Even death comes picturesque and darling here. The graveyard is littered with daffodils, benches, the aforementioned jolly old ladies with white hair (should I be such a age, I would not enjoy visiting graveyards but run screaming from them with a sense of terror ) and informative signs and plaques. The gravestones themselves seem positively whimsical and you have to try really hard on this sunny day to conjure up images of splintered coffins, yellow bones and the agonising deaths and brief lives these dead residents actually suffered with not a organic French brie in sight. -’Ahh look, this person dies of Asiatic cholera, oh look, a butterfly!’ The small cottages they all squeezed in, gave birth in, died in are now Farrow and Balled, minimalist quaint and do not belong to the minimum waged of the village anymore.  I suspect few people here can live on minimum wage; they have all had to leave to find work and a less quaint affordable place to live.

The enticingly named Devils Bridge is sadly also not dark and macabre. Although the toilets are.

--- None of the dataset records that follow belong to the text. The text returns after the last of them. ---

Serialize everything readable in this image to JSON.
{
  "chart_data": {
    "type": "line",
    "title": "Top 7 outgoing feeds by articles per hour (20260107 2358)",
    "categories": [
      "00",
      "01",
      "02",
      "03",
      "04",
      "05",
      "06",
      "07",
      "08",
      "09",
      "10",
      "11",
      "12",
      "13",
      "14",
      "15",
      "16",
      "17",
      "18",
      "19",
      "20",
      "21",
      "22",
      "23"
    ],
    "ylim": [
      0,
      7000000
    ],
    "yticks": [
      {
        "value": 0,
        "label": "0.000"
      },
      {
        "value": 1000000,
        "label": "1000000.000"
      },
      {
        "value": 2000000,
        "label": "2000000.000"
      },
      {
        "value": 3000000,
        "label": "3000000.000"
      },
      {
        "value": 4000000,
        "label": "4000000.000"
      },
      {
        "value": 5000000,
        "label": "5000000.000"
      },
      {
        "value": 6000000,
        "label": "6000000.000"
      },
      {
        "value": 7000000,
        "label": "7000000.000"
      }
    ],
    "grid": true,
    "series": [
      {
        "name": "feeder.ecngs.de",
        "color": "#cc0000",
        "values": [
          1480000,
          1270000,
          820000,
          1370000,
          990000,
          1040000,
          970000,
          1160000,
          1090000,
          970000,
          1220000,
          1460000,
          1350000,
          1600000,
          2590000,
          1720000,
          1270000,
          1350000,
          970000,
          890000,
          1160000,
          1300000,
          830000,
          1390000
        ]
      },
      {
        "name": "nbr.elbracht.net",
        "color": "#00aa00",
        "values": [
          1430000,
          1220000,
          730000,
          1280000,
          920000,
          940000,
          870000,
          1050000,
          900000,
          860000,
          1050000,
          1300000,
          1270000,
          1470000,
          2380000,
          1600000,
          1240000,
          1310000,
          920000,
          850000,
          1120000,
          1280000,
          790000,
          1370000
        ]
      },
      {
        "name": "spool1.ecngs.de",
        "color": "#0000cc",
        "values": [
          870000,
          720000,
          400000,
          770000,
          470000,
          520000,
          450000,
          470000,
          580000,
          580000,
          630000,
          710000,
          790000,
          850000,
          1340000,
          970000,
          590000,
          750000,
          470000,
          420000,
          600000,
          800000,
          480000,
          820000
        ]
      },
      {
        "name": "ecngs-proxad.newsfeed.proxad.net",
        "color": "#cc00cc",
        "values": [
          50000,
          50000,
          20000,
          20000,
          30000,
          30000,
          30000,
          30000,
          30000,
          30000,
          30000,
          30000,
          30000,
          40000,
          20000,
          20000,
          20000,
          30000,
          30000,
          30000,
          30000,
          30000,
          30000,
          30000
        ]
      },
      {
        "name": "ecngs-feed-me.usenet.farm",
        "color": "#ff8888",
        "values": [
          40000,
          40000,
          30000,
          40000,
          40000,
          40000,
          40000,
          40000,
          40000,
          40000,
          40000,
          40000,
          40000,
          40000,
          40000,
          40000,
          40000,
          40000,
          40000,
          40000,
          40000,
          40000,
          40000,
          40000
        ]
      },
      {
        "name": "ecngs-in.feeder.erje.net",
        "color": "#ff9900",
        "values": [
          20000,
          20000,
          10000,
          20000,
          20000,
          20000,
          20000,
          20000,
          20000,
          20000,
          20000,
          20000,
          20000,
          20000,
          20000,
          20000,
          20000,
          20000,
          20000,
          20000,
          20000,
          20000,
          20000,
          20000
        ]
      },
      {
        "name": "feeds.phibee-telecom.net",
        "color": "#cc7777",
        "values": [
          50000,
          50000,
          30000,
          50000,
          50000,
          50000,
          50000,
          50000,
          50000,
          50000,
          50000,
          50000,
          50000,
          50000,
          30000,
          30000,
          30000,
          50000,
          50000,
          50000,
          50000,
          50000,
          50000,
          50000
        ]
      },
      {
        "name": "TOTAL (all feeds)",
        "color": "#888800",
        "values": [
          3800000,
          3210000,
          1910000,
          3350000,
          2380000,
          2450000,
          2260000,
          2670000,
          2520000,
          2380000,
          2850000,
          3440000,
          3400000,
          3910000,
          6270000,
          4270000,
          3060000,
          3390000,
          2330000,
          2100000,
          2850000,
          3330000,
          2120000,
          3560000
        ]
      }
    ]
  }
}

The English have stripped off in the first hot day of the year and motored here to eat bacon butties and ice-cream and look at nature from the safe confines of near the car. We step into the wild blue yonder (albeit with a map of the walk) and I am smug until terrified by an inquisitive cow. The two and a half mile walk to Whittington is pleasant but be warned that you have to walk through a stream, a quite pleasing sensation unless you realise you are wearing shoes that cost nearly as much as the crackers.

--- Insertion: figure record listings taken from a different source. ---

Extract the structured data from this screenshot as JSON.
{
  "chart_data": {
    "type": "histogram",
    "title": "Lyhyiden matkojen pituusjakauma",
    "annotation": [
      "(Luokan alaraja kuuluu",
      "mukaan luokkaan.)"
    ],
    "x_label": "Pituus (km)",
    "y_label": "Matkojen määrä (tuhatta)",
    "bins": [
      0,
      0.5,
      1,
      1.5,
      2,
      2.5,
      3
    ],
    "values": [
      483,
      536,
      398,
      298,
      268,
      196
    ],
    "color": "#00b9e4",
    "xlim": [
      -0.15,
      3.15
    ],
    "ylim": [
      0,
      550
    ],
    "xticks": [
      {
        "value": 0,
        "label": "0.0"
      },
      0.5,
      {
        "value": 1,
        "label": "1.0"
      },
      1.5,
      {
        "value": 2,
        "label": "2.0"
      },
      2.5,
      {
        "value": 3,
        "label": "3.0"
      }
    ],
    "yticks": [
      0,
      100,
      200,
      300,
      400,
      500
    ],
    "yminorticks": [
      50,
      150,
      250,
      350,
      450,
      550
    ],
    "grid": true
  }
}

The Dragons Head at Whittington is an actual old fashioned as opposed to a fake old fashioned pub – there is no chalkboard advertising a starter of cheese and redcurrant tart but a haphazard clutter of pub deitrus like bad paintings, old brass and chipboard. It is pretty and quaint without the contents having being bought wholesale from an auction and replaced in the same pub but with stripped pine floorboards and a sense of irony. Soup is two quid a bowl and there is a post office surprisingly crushed in a corner. I like this idea. I could happily queue to pay a cheque in if I could also have a house double.  It is not the friendliest of pubs – they are talking about the purchase of bridles and The Grand National and I dare not ask if the soup of the day is vegetarian.

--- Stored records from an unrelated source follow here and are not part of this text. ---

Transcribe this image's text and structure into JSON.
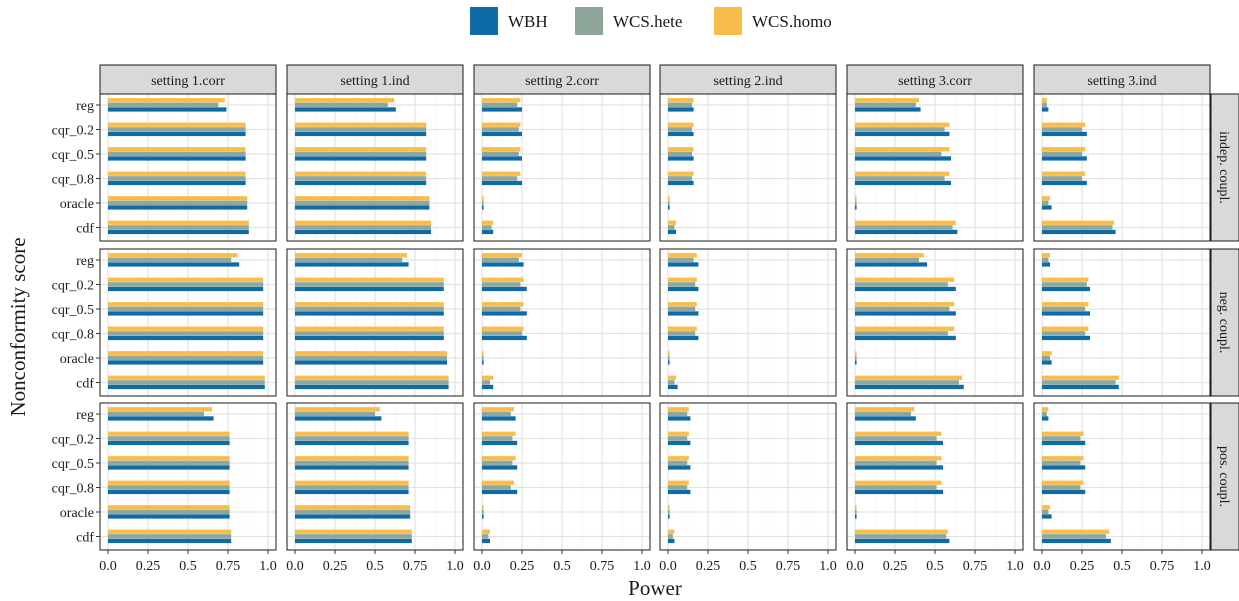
{
  "chart_data": {
    "type": "bar",
    "orientation": "horizontal",
    "facet_grid": true,
    "xlabel": "Power",
    "ylabel": "Nonconformity score",
    "xlim": [
      0,
      1
    ],
    "xticks": [
      "0.0",
      "0.25",
      "0.5",
      "0.75",
      "1.0"
    ],
    "grid": true,
    "legend": {
      "position": "top",
      "items": [
        {
          "name": "WBH",
          "color": "#0F6BA6"
        },
        {
          "name": "WCS.hete",
          "color": "#8FA69A"
        },
        {
          "name": "WCS.homo",
          "color": "#F9BD4C"
        }
      ]
    },
    "categories": [
      "reg",
      "cqr_0.2",
      "cqr_0.5",
      "cqr_0.8",
      "oracle",
      "cdf"
    ],
    "columns": [
      "setting 1.corr",
      "setting 1.ind",
      "setting 2.corr",
      "setting 2.ind",
      "setting 3.corr",
      "setting 3.ind"
    ],
    "rows": [
      "indep. coupl.",
      "neg. coupl.",
      "pos. coupl."
    ],
    "panels": [
      [
        {
          "WBH": [
            0.74,
            0.86,
            0.86,
            0.86,
            0.87,
            0.88
          ],
          "WCS.hete": [
            0.69,
            0.86,
            0.86,
            0.86,
            0.87,
            0.88
          ],
          "WCS.homo": [
            0.73,
            0.86,
            0.86,
            0.86,
            0.87,
            0.88
          ]
        },
        {
          "WBH": [
            0.63,
            0.82,
            0.82,
            0.82,
            0.84,
            0.85
          ],
          "WCS.hete": [
            0.58,
            0.82,
            0.82,
            0.82,
            0.84,
            0.85
          ],
          "WCS.homo": [
            0.62,
            0.82,
            0.82,
            0.82,
            0.84,
            0.85
          ]
        },
        {
          "WBH": [
            0.25,
            0.25,
            0.25,
            0.25,
            0.01,
            0.07
          ],
          "WCS.hete": [
            0.22,
            0.23,
            0.23,
            0.22,
            0.01,
            0.06
          ],
          "WCS.homo": [
            0.24,
            0.24,
            0.24,
            0.24,
            0.01,
            0.07
          ]
        },
        {
          "WBH": [
            0.16,
            0.16,
            0.16,
            0.16,
            0.01,
            0.05
          ],
          "WCS.hete": [
            0.15,
            0.15,
            0.15,
            0.15,
            0.01,
            0.04
          ],
          "WCS.homo": [
            0.16,
            0.16,
            0.16,
            0.16,
            0.01,
            0.05
          ]
        },
        {
          "WBH": [
            0.41,
            0.59,
            0.6,
            0.6,
            0.01,
            0.64
          ],
          "WCS.hete": [
            0.38,
            0.56,
            0.54,
            0.56,
            0.01,
            0.61
          ],
          "WCS.homo": [
            0.4,
            0.59,
            0.59,
            0.59,
            0.01,
            0.63
          ]
        },
        {
          "WBH": [
            0.04,
            0.28,
            0.28,
            0.28,
            0.06,
            0.46
          ],
          "WCS.hete": [
            0.03,
            0.25,
            0.25,
            0.25,
            0.04,
            0.44
          ],
          "WCS.homo": [
            0.03,
            0.27,
            0.27,
            0.27,
            0.05,
            0.45
          ]
        }
      ],
      [
        {
          "WBH": [
            0.82,
            0.97,
            0.97,
            0.97,
            0.97,
            0.98
          ],
          "WCS.hete": [
            0.77,
            0.97,
            0.97,
            0.97,
            0.97,
            0.98
          ],
          "WCS.homo": [
            0.81,
            0.97,
            0.97,
            0.97,
            0.97,
            0.98
          ]
        },
        {
          "WBH": [
            0.71,
            0.93,
            0.93,
            0.93,
            0.95,
            0.96
          ],
          "WCS.hete": [
            0.67,
            0.93,
            0.93,
            0.93,
            0.95,
            0.96
          ],
          "WCS.homo": [
            0.7,
            0.93,
            0.93,
            0.93,
            0.95,
            0.96
          ]
        },
        {
          "WBH": [
            0.26,
            0.28,
            0.28,
            0.28,
            0.01,
            0.07
          ],
          "WCS.hete": [
            0.23,
            0.24,
            0.24,
            0.25,
            0.01,
            0.05
          ],
          "WCS.homo": [
            0.25,
            0.26,
            0.26,
            0.26,
            0.01,
            0.07
          ]
        },
        {
          "WBH": [
            0.19,
            0.19,
            0.19,
            0.19,
            0.01,
            0.06
          ],
          "WCS.hete": [
            0.16,
            0.17,
            0.17,
            0.17,
            0.01,
            0.04
          ],
          "WCS.homo": [
            0.18,
            0.18,
            0.18,
            0.18,
            0.01,
            0.05
          ]
        },
        {
          "WBH": [
            0.45,
            0.63,
            0.63,
            0.63,
            0.01,
            0.68
          ],
          "WCS.hete": [
            0.4,
            0.58,
            0.59,
            0.58,
            0.01,
            0.65
          ],
          "WCS.homo": [
            0.43,
            0.62,
            0.62,
            0.62,
            0.01,
            0.67
          ]
        },
        {
          "WBH": [
            0.05,
            0.3,
            0.3,
            0.3,
            0.06,
            0.48
          ],
          "WCS.hete": [
            0.04,
            0.28,
            0.27,
            0.27,
            0.05,
            0.46
          ],
          "WCS.homo": [
            0.05,
            0.29,
            0.29,
            0.29,
            0.06,
            0.48
          ]
        }
      ],
      [
        {
          "WBH": [
            0.66,
            0.76,
            0.76,
            0.76,
            0.76,
            0.77
          ],
          "WCS.hete": [
            0.6,
            0.76,
            0.76,
            0.76,
            0.76,
            0.77
          ],
          "WCS.homo": [
            0.65,
            0.76,
            0.76,
            0.76,
            0.76,
            0.77
          ]
        },
        {
          "WBH": [
            0.54,
            0.71,
            0.71,
            0.71,
            0.72,
            0.73
          ],
          "WCS.hete": [
            0.5,
            0.71,
            0.71,
            0.71,
            0.72,
            0.73
          ],
          "WCS.homo": [
            0.53,
            0.71,
            0.71,
            0.71,
            0.72,
            0.73
          ]
        },
        {
          "WBH": [
            0.21,
            0.22,
            0.22,
            0.22,
            0.01,
            0.05
          ],
          "WCS.hete": [
            0.18,
            0.19,
            0.19,
            0.18,
            0.01,
            0.04
          ],
          "WCS.homo": [
            0.2,
            0.21,
            0.21,
            0.2,
            0.01,
            0.05
          ]
        },
        {
          "WBH": [
            0.14,
            0.14,
            0.14,
            0.14,
            0.01,
            0.04
          ],
          "WCS.hete": [
            0.12,
            0.12,
            0.12,
            0.12,
            0.01,
            0.03
          ],
          "WCS.homo": [
            0.13,
            0.13,
            0.13,
            0.13,
            0.01,
            0.04
          ]
        },
        {
          "WBH": [
            0.38,
            0.55,
            0.55,
            0.55,
            0.01,
            0.59
          ],
          "WCS.hete": [
            0.35,
            0.51,
            0.51,
            0.51,
            0.01,
            0.57
          ],
          "WCS.homo": [
            0.37,
            0.54,
            0.54,
            0.54,
            0.01,
            0.58
          ]
        },
        {
          "WBH": [
            0.04,
            0.27,
            0.27,
            0.27,
            0.06,
            0.43
          ],
          "WCS.hete": [
            0.03,
            0.24,
            0.24,
            0.24,
            0.04,
            0.4
          ],
          "WCS.homo": [
            0.04,
            0.26,
            0.26,
            0.26,
            0.05,
            0.42
          ]
        }
      ]
    ]
  }
}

Walking back to along the Lune riverbank, and the footpath crosses a horseracing track, incongruously alone in the heart of the countryside. We too walk back completely alone; everyone else has come to admire the countryside from afar nestled in the expensive cosiness of Kirkby Lonsdale, the motorbikes drowning out the birdsong.  We go back to the Royal Hotel to wait for our bus and I stare at the Raspberry Ruffles above the fireplace and hopelessly yearn for raspberry flavoured coconut in waxy dark chocolate and for actual real life to really be like this.